Burfict is one of the Bengals' best defenders, but he is also one of the league's dirtiest players who makes sure officials always keep a close eye on him, who seems to revel in the flags and negative attention at times. Problem is, this isn't the WWE and it's not scripted and playing the heel week in and week out costs your team precious reps and precious yards and precious wins. His shady tactics rub off on others and as a highly-paid veteran you can't keep setting a knucklehead tone week in and week out.

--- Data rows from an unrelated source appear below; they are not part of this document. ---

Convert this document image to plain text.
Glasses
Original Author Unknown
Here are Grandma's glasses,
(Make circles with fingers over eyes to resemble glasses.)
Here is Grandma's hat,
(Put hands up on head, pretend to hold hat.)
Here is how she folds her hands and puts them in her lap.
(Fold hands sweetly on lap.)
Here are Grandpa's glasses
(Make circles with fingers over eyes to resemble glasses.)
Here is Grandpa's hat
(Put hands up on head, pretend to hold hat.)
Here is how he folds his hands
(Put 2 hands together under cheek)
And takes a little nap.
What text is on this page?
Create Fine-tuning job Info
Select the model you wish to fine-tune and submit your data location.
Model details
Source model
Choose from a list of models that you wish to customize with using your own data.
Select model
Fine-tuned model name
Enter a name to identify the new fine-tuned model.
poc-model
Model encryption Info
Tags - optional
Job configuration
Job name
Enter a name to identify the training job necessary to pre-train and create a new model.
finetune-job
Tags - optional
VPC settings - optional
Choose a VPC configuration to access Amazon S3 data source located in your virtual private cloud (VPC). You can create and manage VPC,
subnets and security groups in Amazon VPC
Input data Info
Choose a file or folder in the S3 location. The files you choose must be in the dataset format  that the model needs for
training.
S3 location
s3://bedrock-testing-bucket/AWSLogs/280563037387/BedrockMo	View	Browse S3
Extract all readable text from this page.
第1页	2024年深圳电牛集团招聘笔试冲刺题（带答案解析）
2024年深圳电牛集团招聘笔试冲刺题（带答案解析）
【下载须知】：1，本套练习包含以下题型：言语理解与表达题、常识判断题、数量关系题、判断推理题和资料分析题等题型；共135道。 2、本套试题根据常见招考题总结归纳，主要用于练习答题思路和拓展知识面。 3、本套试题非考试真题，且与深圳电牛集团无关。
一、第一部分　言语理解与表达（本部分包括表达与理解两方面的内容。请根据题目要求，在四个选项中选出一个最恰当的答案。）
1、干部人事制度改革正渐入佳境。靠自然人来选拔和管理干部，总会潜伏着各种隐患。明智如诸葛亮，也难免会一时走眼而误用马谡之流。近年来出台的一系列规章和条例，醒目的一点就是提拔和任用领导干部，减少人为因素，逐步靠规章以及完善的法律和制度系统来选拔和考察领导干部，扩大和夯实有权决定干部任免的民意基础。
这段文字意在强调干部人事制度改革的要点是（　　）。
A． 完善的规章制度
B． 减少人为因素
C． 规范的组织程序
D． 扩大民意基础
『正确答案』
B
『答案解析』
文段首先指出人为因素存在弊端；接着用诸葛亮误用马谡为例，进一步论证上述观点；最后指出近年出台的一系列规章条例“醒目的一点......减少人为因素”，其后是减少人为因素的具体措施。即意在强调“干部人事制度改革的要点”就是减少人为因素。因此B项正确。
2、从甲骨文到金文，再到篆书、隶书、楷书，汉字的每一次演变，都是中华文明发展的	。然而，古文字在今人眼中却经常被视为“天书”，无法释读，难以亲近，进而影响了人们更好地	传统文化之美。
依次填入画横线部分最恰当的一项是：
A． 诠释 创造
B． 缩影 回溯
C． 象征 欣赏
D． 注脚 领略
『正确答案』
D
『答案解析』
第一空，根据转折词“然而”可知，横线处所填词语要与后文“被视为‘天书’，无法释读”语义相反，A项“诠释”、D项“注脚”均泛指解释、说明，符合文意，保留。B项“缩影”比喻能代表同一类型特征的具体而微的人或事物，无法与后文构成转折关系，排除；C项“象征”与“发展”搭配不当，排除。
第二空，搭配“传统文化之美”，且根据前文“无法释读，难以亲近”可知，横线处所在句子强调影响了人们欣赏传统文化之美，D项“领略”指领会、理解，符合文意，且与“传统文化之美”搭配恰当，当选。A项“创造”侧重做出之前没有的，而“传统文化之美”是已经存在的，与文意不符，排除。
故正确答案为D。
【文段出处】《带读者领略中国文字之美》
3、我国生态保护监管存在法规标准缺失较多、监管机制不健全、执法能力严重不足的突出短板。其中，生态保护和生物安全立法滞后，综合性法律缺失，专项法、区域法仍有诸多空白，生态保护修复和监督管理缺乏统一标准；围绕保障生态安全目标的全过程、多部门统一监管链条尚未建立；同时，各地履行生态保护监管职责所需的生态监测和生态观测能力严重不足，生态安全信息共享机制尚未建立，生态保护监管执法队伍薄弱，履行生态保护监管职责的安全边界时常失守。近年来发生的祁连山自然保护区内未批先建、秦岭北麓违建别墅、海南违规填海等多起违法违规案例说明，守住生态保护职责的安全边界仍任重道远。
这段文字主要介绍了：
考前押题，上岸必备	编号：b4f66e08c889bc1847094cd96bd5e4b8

It's not so cute when it's costing you playoff games … it's even less cute when you sit at 3-6 without a realistic sniff of the postseason and with the direction of the franchise very much in doubt. Should they promote defensive coordinator Paul Guenther to the head job, perhaps he could crack down on some habitual offenders. But if any coach comes from the outside to replace Marvin Lewis, I'd suggest parting ways with Burfict and others in that locker room who are prone to selfish penalties that have warped the culture in Cincy. The Bengals were crazy to reward him with his latest extension, and they can get out of his deal this March with only a $2.5M dead cap hit (and avoiding $5M in potential bonuses in the process). That's where I'd start my rebuild.

Browns will be Browns

Yes, DeShone Kizer should have never audibled into a QB sneak with 15 seconds left in the first half of a tight game in Detroit Sunday, with no timeouts. But, sorry, it's going to fall on Hue Jackson, whose tenure in Cleveland has been rife enough with coaching missteps. When you have one win since the start of the 2016 season and none this season, and get off to a quick, 10-0 lead on the road and finally have Kizer playing some decent football, you can't have that happen. Just can't happen. Sorry. You have to at least get a shot at a chip-shot field goal. To end up losing that game by 14 points pretty much sums up the Browns under owner Jimmy Haslam. Cleveland is now 4-42 since December 2014. If they can't beat the Jags and Bengals, their next two opponents, that would be four wins in a 48-game span – the equivalent of three full seasons. What a dumpster fire.

Around the league

  • Speaking of the AFC North, everyone besides the Steelers is under .500, with a collective record of 7-20. Horrible. The Ravens are the best of the bunch at 4-5, but also have enjoyed a gift of a schedule facing almost nothing but back-up quarterbacks. Only Kizer has more combined turnovers in the NFL this season than Bengals QB Andy Dalton, who has 12.
  • The Jaguars are winning games, but they play on the edge quite a bit, a very high-strung team prone to going overboard. Marquise Lee nearly cost them the game with a ridiculous taunting flag he earned in the end zone at the end of regulation with the game on the line when he thought he had drawn a pass interference call. Yeah, that's right. Didn't come close to actually catching the ball. Thought he got a call. Another taunting call in overtime was unnecessary as well, Jalen Ramsey got ejected the week before and he's gone over the line a bunch in his young career. I can't help but wonder if some of that comes back to bite them in December or January if it continues.
  • Yeah, losing Zeke Elliott clearly limited the Cowboys offense, big-time. But not as much as losing left tackle Tyron Smith. They could probably survive Elliott's absence another month and stay in games, but they need Smith back ASAP or life is going to get beyond difficult for Dak Prescott.
  • The Chargers' late-game meltdowns are beyond comprehension. They should've been a playoff team and have ample talent but something is off with how they respond as individuals and collectively under pressure, and the mind-numbing late turnovers have them 3-6 instead of 6-3.
  • The Saints have the best one-two rushing punch in the NFL and they have to be taken seriously.
  • Never been a big Marcell Dareus guy, but the Bills rushing defense has certainly been bludgeoned since he was traded to Jacksonville. Maybe its merely a coincidence.
  • Seemed to be a crazy amount of empty seats in Tampa. Bucs won the game, but trust me, owners notice that more than the boxscore. Not a good day for Dirk Koetter despite the victory (Had to love McCown and Fitzy trading picks on successive plays).
  • Another blowout win for the Rams. Their margin of victory coming into Week 10 was already over 20-points in their six previous victories.